I paused for a moment to gaze behind at the great expanse of flat, uncultivated, uninhabited country we had traversed. A mystery seemed to plane over the boundless steppe. The night wind played among the dry grasses, and sad thoughts awakened in my soul.

Hist!... there was a slight rustling! A reddish fur gleamed in the moonlight so close to me that I could see the ears of a fox and its bushy tail sweeping the ground. It disappeared between the trees, and my heart beat faster as together we went forward, bursting through the underwood. The twigs struck me in the face; I stumbled, gasped for breath, and halted. The wail of a night bird broke the silence.

At that moment I saw my companion bending at the foot of a solitary tree that stood alone amid the tangled undergrowth. There was a hole in its trunk from which he drew forth something and placed it hastily in his pocket. Then, turning towards me, he took out a cigarette and calmly lit it, saying,—

“We have nothing now to fear.”

He allowed the match to burn much longer than was absolutely necessary. Instantly the thought flashed upon me that this light might be a signal to some of his nefarious companions.

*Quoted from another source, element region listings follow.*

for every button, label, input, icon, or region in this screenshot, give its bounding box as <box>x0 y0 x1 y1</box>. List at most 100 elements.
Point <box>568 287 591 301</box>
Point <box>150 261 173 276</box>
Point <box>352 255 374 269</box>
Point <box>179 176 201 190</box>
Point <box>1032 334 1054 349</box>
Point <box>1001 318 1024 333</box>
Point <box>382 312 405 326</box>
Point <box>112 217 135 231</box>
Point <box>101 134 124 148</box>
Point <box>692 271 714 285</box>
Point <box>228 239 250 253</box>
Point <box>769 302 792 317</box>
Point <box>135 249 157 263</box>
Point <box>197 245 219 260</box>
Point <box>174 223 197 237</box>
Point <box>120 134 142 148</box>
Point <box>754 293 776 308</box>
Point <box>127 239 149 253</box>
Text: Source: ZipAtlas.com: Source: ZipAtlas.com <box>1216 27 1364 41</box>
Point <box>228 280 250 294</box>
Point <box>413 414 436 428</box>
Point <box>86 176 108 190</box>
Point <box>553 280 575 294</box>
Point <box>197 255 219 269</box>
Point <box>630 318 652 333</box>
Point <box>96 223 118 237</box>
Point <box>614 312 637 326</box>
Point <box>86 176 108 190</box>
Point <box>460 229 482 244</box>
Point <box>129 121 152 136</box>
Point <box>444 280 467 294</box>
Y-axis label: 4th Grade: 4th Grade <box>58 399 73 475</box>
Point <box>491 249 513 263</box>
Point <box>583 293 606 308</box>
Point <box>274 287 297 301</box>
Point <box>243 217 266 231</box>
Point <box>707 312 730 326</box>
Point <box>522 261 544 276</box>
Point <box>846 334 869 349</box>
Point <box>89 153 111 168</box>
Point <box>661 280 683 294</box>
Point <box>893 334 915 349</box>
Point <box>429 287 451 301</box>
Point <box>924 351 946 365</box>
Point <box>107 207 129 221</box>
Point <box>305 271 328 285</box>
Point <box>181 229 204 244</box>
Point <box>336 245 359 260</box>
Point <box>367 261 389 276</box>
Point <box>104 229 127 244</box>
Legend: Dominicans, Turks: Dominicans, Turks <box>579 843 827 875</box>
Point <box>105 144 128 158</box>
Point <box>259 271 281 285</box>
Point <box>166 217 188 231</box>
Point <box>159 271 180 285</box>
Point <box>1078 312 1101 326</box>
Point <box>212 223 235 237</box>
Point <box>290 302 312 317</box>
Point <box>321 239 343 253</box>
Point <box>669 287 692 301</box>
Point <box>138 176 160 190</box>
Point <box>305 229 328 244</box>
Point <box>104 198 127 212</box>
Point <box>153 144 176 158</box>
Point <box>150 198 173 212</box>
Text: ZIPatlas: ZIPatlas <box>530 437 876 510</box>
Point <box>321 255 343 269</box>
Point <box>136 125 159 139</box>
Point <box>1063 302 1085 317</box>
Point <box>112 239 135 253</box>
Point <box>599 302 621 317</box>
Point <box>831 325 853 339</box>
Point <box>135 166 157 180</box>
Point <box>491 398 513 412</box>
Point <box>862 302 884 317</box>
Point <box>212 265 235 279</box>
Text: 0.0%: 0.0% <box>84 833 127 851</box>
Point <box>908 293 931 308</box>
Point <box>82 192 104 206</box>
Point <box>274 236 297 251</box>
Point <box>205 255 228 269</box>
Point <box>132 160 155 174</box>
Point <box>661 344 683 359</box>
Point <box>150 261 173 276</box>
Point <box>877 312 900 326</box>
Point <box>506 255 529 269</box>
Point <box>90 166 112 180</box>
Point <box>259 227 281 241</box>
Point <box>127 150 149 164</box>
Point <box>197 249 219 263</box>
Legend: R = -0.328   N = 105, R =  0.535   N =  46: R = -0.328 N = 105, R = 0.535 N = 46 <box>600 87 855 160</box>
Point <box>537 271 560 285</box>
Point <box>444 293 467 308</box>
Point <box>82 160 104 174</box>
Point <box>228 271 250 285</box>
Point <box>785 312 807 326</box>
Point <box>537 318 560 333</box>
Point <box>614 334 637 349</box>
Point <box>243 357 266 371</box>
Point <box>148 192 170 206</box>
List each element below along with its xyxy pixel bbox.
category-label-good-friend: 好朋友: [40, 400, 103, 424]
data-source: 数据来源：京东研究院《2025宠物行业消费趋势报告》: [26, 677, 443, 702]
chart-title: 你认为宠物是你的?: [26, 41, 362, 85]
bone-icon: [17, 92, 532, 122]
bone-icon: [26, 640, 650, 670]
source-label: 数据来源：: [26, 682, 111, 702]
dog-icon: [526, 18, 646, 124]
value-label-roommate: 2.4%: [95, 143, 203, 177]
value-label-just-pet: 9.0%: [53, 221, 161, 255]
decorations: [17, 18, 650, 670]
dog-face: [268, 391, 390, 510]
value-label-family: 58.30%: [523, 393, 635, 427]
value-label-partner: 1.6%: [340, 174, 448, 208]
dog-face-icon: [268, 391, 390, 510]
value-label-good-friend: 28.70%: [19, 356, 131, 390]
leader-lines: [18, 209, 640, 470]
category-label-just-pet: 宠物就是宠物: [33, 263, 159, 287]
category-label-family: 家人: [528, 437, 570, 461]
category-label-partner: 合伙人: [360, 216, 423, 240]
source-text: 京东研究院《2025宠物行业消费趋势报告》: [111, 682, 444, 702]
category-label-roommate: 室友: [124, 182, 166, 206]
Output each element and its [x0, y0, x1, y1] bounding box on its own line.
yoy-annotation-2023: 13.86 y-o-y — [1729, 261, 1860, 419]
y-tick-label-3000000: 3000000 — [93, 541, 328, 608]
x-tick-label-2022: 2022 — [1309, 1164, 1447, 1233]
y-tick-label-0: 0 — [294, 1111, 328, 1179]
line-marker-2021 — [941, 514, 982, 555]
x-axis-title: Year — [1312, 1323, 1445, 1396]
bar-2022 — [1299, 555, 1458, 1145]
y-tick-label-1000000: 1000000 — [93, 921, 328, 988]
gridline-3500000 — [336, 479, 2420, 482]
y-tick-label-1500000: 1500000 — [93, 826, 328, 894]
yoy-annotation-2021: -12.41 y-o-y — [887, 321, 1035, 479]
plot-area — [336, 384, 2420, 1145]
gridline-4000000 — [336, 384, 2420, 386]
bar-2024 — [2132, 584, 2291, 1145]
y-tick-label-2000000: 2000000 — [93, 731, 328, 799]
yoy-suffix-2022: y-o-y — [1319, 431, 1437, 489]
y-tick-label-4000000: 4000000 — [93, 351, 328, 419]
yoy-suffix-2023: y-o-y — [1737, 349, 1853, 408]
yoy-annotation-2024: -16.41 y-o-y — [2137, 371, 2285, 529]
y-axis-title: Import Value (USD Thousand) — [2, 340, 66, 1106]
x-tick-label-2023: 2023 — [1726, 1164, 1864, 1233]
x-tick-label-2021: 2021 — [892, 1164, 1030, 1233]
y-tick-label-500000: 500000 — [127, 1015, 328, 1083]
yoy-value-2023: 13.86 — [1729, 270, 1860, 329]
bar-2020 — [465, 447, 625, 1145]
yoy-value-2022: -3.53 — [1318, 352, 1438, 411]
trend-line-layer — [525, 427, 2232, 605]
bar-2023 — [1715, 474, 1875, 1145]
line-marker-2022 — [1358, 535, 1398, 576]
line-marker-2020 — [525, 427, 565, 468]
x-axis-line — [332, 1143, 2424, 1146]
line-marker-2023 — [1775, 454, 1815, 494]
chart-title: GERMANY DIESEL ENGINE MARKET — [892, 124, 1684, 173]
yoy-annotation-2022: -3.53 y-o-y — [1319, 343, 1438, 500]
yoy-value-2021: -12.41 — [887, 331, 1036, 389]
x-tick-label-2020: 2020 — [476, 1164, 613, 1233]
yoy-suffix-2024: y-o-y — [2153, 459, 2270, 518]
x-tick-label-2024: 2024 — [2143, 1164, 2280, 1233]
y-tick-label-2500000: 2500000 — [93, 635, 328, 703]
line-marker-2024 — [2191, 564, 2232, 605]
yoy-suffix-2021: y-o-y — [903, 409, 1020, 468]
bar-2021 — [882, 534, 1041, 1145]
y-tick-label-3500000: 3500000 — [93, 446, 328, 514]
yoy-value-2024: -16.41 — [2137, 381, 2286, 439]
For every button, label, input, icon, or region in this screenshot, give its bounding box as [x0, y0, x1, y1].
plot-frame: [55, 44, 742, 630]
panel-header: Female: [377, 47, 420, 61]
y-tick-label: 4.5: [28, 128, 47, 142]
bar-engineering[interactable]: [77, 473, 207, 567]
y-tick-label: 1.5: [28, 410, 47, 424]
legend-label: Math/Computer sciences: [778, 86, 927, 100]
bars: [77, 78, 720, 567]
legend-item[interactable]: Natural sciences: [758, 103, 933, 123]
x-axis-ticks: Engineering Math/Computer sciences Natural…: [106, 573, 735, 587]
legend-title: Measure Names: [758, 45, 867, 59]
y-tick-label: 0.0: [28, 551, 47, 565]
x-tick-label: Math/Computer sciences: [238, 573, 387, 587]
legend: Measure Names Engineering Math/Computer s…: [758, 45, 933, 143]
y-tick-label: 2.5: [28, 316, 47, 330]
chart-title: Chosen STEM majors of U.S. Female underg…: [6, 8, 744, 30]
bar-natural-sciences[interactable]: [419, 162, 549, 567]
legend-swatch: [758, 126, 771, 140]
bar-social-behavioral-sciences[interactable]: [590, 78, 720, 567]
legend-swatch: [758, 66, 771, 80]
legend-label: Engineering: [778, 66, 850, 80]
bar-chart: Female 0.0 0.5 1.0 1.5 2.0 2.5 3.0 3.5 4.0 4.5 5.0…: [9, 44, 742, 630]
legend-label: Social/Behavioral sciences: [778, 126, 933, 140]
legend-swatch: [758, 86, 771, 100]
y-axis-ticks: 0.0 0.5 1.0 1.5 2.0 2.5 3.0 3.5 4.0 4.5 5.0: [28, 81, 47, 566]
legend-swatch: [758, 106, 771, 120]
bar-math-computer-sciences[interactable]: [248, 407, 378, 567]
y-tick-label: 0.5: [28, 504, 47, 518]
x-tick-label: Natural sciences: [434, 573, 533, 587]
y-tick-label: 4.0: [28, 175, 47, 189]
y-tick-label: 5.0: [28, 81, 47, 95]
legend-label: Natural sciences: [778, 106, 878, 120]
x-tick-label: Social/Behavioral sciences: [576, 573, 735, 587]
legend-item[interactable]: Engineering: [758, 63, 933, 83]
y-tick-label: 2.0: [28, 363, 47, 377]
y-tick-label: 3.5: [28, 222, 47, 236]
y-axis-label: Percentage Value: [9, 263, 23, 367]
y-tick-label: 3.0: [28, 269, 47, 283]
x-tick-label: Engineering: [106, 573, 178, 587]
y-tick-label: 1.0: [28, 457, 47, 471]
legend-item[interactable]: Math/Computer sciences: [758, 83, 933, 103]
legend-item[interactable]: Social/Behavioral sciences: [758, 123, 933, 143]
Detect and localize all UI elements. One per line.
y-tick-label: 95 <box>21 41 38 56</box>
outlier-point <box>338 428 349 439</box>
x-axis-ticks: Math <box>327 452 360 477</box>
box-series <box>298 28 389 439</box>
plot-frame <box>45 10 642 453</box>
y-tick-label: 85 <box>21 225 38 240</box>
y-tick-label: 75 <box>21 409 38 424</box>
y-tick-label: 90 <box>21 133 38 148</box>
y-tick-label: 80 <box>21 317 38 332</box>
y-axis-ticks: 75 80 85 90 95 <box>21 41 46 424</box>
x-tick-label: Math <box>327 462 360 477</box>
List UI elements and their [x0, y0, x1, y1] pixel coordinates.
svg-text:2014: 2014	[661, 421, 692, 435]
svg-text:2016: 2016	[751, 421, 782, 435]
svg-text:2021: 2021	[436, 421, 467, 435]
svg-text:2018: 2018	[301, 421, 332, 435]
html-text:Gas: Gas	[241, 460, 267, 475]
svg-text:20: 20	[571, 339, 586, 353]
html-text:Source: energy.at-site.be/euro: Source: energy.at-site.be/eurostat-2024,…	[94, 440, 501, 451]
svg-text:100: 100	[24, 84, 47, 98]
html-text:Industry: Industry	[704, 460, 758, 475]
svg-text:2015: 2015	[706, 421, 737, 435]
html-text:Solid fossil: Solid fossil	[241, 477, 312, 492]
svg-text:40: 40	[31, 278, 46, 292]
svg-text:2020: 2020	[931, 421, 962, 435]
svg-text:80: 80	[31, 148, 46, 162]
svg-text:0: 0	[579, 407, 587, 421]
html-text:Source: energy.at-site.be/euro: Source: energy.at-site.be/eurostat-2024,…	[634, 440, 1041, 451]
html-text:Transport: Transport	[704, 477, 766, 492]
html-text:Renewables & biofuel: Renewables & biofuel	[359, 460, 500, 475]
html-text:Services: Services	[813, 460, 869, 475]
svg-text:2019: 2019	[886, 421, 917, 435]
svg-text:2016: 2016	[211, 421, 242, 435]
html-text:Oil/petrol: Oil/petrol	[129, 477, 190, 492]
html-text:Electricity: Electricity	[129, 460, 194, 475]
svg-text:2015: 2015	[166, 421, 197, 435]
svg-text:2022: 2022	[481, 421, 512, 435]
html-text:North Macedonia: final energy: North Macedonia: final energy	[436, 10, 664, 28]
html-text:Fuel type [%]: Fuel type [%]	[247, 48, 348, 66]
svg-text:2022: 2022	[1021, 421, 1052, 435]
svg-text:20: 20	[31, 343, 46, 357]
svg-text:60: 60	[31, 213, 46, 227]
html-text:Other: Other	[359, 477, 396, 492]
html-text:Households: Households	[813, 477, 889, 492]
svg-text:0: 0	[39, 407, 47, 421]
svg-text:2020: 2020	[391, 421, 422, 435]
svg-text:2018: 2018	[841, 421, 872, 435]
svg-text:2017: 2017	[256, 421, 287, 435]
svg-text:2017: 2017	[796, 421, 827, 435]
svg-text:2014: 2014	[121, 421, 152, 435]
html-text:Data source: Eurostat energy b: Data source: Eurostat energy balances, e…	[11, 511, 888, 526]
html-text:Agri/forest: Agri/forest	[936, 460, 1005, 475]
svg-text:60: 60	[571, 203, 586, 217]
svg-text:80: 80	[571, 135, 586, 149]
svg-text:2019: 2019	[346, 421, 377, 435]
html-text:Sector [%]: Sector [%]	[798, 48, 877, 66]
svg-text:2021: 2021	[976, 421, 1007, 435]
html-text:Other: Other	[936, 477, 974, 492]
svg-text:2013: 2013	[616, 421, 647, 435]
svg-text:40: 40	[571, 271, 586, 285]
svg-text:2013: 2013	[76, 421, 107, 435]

But together we went forward again; he jovial and amusing, I moody and thoughtful. His actions had aroused my suspicions. I glanced at my watch, and in the dim light distinguished that it was just past two o’clock. We had already been walking four hours.

Presently, chattering and laughing as we proceeded, we left the wide rolling steppe and plunged into a great wood. The forest was still as death. The moss-grown fir trees stretched out their huge arms as they waved slowly to and fro like funeral plumes. Little light penetrated there, but now and then we could see the bright stars between the branches as we went along a narrow winding track, the intricacies of which were apparently well-known to my guide, for he went onward with the firm, confidential tread of one who know the path, while I followed him closely, the dead branches crackling beneath our feet.

Once or twice a noise fell upon his quick ear, and we halted, he standing revolver in hand in an attitude of defence. Each time, however, we ascertained that we had no occasion for alarm, the noise being made by some animal or bird startled by our sudden intrusion. Then we resumed our midnight journey in single file.

During half an hour we proceeded, he leading the way, directing his footsteps by marks upon the trunks of the trees, so near the ground that they would have escaped the notice of any but those who knew of their whereabouts.

Once I thought I detected a dark figure between the trees, and fearing that it might be one of the sentries, whispered a word of warning to my guide, but he reassured me by telling me that we were skirting the frontier outside guarded territory, therefore there could be no danger. Nevertheless, as he turned to me, I thought his furrowed face looked darker, and his teeth gleamed whiter than usual.

We walked on. The forest was silent, save for the soft whisper of the pines. Without uttering any word I was following closely the footsteps of my guide, when suddenly, how it occurred I know not, I was conscious of being stopped dead by my evil-faced companion, who, with a quick movement, brought up his ready revolver to a level with my head.

Fate had played me an ugly trick. One thought remained uppermost in the chaos of wild, feverish fancies that seized me—the thought of the woman who was my wife.